The design can run a large neural network more efficiently than banks of GPUs wired together. But manufacturing and operating the chip is a challenge, requiring new methods to etch the characteristics of silicon, a design that includes redundancies to account for manufacturing flaws, and a new water system to keep the giant chip cool.
To build a cluster of WSE-2 chips capable of running record-sized AI models, Cerebras had to solve another engineering challenge: how to efficiently get data in and out of the chip. Regular chips have their own on-board memory, but Cerebras has developed an off-chip memory box called MemoryX. The company has also created software that allows a neural network to be partially stored in this off-chip memory, with only the calculations being transferred to the silicon chip. And he built a hardware and software system called SwarmX that ties it all together.
“They can improve the scalability of training to huge dimensions beyond what everyone else is doing today,” says Mike demler, senior analyst at The Linley Group and editor-in-chief of The microprocessor report.
Demler says it’s not yet clear what market there will be for the cluster, especially since some potential customers are already designing their own more specialized chips in-house. He adds that the actual performance of the chip, in terms of speed, efficiency and cost, is not yet clear. Cerebras has not published any benchmark results so far.
“There is a lot of awesome engineering going into the new MemoryX and SwarmX technologies,” Demler says. “But just like the processor, these are highly specialized things; it only makes sense for the training of the greatest models.
Cerebras chips have so far been adopted by labs that need intensive computing power. Early clients include Argonne National Labs, Lawrence Livermore National Lab, pharmaceutical companies such as GlaxoSmithKline and AstraZeneca, and what Feldman describes as “military intelligence” organizations.

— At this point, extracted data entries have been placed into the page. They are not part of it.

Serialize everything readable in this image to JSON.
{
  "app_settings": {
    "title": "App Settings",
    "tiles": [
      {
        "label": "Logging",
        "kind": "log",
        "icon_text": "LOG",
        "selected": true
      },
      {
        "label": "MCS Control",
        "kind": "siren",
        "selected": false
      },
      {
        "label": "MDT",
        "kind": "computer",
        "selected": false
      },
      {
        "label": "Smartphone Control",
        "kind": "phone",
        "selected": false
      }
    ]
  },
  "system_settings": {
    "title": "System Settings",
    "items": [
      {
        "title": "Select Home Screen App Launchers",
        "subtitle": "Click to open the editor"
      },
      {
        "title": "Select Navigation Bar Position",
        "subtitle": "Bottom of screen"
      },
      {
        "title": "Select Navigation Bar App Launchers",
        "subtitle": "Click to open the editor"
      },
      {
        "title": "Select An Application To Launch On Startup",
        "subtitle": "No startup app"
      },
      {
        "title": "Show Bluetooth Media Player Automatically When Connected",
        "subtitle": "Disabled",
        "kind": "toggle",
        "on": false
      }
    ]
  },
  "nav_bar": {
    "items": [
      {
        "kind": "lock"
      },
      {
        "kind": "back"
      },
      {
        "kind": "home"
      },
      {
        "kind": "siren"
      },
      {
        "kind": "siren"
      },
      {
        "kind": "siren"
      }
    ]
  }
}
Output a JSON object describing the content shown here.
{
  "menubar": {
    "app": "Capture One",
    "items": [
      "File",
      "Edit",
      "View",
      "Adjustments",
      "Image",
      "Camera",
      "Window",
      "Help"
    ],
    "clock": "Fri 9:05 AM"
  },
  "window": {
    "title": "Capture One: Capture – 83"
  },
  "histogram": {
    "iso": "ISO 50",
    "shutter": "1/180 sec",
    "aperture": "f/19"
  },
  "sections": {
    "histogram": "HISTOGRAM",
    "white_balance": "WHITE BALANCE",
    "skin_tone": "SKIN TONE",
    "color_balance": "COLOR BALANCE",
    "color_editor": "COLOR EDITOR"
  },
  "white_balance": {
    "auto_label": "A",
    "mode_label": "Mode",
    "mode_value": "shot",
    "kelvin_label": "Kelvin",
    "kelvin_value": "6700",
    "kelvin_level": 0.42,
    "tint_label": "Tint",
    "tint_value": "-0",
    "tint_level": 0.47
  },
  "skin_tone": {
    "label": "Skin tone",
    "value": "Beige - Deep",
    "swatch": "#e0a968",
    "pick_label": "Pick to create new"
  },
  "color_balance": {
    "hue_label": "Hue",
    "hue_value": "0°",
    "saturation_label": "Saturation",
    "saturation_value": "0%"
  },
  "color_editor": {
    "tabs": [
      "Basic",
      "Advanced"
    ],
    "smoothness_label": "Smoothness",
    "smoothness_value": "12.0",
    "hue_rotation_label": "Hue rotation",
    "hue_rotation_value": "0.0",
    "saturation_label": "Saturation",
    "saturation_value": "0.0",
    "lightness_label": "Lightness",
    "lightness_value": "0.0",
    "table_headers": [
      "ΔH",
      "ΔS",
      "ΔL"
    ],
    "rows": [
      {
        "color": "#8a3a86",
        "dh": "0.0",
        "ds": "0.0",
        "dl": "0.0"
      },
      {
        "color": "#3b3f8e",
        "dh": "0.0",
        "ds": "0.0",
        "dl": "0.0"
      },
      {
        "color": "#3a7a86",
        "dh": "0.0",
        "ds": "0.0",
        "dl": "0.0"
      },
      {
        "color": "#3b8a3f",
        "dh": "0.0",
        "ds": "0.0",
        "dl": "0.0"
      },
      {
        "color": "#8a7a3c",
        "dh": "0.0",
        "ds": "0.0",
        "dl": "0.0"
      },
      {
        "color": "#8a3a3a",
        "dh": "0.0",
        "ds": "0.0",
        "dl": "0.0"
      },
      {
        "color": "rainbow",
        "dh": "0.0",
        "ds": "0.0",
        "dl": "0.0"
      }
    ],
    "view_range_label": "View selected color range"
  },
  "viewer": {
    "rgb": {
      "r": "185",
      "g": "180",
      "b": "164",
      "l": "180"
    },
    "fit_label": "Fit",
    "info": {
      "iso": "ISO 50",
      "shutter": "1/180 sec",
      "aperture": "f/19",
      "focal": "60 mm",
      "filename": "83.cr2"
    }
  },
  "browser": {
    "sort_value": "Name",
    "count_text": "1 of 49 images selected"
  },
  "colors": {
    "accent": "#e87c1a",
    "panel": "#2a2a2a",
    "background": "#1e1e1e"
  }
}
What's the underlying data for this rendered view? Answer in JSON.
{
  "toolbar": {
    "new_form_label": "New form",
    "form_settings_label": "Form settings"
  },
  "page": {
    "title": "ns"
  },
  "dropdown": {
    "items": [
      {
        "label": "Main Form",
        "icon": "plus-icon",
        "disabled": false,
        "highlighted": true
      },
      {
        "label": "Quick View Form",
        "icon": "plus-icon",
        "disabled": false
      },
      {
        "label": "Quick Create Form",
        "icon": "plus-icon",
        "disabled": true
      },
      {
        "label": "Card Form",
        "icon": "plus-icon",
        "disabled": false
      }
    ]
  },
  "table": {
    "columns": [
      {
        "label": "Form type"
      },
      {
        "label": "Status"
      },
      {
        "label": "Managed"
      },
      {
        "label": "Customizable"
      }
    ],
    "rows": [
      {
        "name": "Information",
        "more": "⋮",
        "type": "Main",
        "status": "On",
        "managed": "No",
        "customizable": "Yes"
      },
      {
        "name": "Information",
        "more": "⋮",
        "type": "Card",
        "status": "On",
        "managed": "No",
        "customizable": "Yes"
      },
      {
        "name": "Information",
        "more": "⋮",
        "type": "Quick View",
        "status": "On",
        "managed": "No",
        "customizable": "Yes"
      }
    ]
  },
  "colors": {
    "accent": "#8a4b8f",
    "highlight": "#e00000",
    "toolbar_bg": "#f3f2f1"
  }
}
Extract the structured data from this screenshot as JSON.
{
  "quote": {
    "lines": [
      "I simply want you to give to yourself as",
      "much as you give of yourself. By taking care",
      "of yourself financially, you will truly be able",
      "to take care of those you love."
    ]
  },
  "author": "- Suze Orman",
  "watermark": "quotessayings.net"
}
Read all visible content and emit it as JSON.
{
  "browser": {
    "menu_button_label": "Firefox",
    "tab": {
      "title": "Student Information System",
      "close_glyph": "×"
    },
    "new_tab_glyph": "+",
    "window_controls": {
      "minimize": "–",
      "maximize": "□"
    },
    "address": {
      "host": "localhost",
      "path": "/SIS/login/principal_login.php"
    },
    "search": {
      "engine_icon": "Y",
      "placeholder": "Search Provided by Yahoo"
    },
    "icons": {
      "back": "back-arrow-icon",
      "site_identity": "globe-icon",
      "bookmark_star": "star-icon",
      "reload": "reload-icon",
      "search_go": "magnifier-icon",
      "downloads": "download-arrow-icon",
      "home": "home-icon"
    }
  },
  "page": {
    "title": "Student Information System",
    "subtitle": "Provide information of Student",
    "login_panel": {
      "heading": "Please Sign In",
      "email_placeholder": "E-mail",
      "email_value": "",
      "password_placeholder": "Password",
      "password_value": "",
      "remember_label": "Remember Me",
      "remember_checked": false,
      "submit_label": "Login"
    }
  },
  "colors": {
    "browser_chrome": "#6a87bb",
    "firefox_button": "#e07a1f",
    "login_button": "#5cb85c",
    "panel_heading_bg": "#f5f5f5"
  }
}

This shows that the Cerebras chip can be used for more than just powering neural networks; the calculations these labs perform involve equally massive parallel mathematical operations. “And they’re always hungry for more computing power,” says Demler, who adds that the chip could possibly become important to the future of supercomputing.
David Kanter, analyst at Real world technologies and executive director of MLCommons, an organization that measures the performance of different AI algorithms and hardware, says it sees a future market for much larger AI models in general. “I generally tend to believe in data-centric ML, so we want larger datasets that allow us to build larger models with more parameters,” says Kanter.